Lilith llegó ante él y se arrodilló para desabrocharle los pantalones. Luego bajó los malolientes calzoncillos de Gustave. Él comenzó a llorar como un niño. Entonces Lilith se incorporó y le agarró por la corbata para, con fuerza, estirar de él en dirección al baño. Gustave caminaba con dificultad, con los pantalones y la ropa interior enrollados en los tobillos. Era una escena entre cómica y patética. Ya en el cuarto de baño, Lilith le desnudó por completo sin encontrar resistencia y, después de ajustar el tapón en el desagüe de la bañera, obligó a Gustave a entrar en ella y sentarse. Luego abrió el grifo del agua caliente y apoyó la palma de su mano derecha sobre el pecho del payaso, quien quedó inmovilizado y sin posibilidad de escapar.

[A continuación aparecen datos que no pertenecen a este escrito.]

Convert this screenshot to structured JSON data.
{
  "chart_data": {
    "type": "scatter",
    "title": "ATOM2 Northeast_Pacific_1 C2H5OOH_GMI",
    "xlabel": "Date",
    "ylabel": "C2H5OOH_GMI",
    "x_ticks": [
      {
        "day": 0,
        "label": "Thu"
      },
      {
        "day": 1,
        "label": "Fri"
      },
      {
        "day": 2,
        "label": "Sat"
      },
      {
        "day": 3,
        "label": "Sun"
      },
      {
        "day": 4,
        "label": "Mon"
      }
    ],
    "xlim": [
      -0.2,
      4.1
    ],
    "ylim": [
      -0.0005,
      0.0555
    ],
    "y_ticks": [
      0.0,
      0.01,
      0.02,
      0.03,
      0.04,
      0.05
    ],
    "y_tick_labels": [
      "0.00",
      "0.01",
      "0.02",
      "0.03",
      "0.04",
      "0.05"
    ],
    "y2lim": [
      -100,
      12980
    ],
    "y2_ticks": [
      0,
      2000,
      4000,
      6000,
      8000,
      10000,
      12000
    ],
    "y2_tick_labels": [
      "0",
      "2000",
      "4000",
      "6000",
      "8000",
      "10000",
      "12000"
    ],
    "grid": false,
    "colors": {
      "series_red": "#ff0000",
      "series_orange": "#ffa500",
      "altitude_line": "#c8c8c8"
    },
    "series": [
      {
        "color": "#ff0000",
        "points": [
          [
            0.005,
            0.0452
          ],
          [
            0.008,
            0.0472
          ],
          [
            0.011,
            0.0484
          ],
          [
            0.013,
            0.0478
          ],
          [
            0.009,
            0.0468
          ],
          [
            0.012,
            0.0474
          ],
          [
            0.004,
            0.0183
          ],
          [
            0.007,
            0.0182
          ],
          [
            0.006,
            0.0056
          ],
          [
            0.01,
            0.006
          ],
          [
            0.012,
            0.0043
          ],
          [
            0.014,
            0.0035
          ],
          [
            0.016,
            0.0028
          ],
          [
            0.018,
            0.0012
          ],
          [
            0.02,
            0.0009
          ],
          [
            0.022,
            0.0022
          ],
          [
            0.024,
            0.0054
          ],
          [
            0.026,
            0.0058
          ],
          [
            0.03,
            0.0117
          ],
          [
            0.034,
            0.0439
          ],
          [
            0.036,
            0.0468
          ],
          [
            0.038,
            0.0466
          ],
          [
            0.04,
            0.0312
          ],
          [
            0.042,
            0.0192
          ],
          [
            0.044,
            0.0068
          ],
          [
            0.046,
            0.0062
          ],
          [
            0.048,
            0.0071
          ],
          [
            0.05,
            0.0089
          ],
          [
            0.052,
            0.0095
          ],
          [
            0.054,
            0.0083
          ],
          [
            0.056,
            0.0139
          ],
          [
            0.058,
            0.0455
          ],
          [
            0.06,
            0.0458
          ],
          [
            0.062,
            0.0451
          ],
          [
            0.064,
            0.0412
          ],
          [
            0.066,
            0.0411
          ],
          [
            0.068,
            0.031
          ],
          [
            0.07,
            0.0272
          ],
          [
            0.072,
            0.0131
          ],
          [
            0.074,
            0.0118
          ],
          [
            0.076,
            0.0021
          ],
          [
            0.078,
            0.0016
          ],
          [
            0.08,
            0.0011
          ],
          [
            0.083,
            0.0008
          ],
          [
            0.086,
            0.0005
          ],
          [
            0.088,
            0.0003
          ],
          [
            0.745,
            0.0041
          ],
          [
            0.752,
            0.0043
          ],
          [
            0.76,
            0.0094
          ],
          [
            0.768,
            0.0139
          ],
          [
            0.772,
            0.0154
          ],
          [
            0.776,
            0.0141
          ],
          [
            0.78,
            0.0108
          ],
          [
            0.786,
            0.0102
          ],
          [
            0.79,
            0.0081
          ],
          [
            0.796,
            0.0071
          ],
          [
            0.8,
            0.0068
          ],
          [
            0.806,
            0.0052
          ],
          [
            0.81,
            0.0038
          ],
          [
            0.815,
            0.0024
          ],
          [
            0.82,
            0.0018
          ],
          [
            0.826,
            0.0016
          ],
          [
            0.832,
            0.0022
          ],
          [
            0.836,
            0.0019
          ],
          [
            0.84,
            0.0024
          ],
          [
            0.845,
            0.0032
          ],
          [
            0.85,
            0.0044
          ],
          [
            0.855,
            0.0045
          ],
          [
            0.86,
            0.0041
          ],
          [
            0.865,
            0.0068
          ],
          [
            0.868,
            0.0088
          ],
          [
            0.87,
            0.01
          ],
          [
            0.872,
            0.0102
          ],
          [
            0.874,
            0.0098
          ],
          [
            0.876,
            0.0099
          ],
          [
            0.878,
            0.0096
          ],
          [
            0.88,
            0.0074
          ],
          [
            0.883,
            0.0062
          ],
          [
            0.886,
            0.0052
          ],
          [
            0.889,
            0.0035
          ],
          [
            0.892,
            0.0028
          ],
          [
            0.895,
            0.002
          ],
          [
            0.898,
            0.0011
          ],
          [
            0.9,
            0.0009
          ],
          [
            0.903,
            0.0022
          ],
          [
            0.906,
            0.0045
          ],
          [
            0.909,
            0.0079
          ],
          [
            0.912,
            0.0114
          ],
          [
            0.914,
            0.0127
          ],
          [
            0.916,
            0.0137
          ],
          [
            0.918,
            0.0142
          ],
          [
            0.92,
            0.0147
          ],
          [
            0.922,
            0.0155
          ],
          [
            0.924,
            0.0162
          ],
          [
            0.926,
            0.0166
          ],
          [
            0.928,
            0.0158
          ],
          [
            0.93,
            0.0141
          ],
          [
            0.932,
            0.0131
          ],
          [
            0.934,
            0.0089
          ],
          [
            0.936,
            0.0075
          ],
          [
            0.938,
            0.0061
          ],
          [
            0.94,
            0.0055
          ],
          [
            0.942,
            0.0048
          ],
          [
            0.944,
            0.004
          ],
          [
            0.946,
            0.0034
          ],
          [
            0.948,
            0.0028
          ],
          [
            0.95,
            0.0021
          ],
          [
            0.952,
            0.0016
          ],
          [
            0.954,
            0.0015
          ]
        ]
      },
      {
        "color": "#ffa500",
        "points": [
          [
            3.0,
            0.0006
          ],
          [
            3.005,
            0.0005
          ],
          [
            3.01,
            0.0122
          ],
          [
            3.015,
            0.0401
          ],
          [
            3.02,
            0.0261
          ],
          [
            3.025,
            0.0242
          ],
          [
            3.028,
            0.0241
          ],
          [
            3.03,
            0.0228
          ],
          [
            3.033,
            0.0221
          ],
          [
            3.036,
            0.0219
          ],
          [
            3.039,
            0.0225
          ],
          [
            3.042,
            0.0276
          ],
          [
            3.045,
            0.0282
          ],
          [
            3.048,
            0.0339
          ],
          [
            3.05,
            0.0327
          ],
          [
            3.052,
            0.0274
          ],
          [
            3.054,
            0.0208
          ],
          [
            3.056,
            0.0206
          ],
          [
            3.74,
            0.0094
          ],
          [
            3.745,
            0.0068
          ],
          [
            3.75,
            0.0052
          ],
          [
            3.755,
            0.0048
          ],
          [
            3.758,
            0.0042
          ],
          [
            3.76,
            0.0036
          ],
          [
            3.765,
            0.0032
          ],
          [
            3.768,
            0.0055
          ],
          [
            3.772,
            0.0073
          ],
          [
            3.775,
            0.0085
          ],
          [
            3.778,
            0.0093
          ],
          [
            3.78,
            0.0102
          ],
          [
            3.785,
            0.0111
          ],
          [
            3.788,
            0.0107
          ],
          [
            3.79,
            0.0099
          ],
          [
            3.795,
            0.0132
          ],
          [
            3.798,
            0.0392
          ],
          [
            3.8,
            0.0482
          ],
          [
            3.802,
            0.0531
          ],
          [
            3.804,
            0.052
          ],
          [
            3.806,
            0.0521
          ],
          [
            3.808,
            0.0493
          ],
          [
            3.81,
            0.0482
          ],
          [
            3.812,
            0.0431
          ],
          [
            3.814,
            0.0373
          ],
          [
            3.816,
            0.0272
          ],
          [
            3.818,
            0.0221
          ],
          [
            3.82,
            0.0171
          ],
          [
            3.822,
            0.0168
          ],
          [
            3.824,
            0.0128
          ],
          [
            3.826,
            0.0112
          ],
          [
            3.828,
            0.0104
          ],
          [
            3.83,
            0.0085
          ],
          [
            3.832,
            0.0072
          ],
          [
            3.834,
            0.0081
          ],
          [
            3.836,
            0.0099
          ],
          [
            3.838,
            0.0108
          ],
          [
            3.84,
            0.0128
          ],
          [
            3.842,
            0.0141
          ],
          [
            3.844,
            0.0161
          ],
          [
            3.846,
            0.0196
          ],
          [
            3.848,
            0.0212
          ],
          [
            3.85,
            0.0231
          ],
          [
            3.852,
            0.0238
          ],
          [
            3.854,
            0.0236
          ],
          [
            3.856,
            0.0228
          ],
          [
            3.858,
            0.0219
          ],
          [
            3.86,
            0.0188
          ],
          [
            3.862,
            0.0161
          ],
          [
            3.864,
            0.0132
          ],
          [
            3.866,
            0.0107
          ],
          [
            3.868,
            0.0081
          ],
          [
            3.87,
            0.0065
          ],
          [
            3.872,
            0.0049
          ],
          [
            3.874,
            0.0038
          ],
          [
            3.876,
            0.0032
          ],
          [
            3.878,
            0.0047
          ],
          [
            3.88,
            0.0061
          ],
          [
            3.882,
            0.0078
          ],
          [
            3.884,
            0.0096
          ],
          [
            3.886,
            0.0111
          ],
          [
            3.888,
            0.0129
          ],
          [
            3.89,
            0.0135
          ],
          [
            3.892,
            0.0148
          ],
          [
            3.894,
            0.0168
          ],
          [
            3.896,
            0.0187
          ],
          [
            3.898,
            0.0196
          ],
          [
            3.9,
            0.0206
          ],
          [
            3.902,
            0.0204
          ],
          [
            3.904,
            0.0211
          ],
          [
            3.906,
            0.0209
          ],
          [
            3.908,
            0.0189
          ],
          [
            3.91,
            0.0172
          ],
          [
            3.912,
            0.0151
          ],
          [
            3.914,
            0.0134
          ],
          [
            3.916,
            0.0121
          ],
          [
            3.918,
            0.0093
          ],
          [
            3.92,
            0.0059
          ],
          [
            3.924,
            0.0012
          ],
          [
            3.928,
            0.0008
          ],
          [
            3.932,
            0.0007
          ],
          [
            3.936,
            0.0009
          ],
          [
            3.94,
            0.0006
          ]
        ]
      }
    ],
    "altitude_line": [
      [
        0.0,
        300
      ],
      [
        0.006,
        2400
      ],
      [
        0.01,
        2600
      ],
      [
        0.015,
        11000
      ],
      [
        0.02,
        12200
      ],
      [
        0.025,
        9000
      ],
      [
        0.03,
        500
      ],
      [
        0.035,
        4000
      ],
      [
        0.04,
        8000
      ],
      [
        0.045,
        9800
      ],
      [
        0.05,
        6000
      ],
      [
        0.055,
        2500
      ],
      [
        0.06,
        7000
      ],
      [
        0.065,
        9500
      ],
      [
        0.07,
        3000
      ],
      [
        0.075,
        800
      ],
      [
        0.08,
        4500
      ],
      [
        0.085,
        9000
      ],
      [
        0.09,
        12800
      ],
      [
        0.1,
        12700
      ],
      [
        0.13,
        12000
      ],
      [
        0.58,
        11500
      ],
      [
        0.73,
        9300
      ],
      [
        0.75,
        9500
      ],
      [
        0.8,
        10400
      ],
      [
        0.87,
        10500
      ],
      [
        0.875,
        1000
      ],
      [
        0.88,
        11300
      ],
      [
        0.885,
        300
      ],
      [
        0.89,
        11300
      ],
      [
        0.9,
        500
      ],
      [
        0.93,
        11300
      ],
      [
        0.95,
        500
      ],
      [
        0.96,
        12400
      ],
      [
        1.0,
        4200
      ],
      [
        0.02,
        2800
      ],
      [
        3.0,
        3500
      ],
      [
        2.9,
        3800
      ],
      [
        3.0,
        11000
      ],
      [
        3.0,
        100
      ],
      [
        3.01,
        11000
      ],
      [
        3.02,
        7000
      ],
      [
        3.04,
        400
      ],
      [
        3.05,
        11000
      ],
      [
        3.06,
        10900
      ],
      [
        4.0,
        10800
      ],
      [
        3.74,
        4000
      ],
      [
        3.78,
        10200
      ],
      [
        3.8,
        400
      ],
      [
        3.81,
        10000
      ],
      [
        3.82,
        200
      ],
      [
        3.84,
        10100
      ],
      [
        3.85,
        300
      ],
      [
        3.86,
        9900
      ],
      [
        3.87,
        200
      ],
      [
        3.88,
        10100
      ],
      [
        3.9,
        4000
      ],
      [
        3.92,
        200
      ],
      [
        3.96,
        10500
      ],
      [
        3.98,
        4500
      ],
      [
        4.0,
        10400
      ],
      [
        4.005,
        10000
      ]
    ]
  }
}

- Por favor... -imploró sollozando.
- ¿ Eso es lo que te decían las pobres chicas que acabaron en tu nevera ? -preguntó Lilith.
- Lo siento mucho -dijo él, notando como un agua increíblemente caliente comenzaba a cubrirle las piernas.
Lilith rió con ganas.
- Tus súplicas no van a ayudarte conmigo, payaso impotente.
Lilith le introdujo la mano izquierda en la boca y, utilizando sus uñas duras y afiladas como garfios, le arrancó la lengua de cuajo. El músculo viscoso y tumefacto cayó sobre las baldosas del suelo. Gustave dejó escapar un aullido de dolor. Mientras, el nivel del agua alcanzaba ya la mitad del recipiente y la temperatura de su cuerpo se elevaba de manera peligrosa. En su cada vez más enrojecida piel comenzaron a levantarse pequeñas ampollas blanquecinas. Gustave intentó zafarse, pero la presión que aquella mujer de aspecto delicado ejercía sobre su tórax era sobrehumana.
Cuando el agua le llegó al cuello, las ampollas comenzaron a reventar junto con los capilares y las venas más superficiales de su dermis. El dolor que sentía era inmenso, pero Gustave, desesperado y deslenguado, no podía gritar. Fue entonces cuando ocurrió el milagro.
- Caramba -exclamó Lilith divertida-, mira lo que tenemos aquí.
El pene de Gustave estaba ahora erguido como nunca. El payaso, que se maldijo en silencio, no tuvo ocasión de alegrarse por su repentina e inesperada erección, si es que en aquellos momentos tenía razones para alegrarse por algo. Lilith introdujo su mano bajo el agua bullente sin que su piel sedosa sufriese el más mínimo daño y le arrancó a Gustave los testículos. Antes de que el pobre pudiese echarlos en falta, Lilith le hundió la cabeza hasta que los ojos le estallaron como si se tratasen de un par de renacuajos sumergidos en ácido sulfúrico.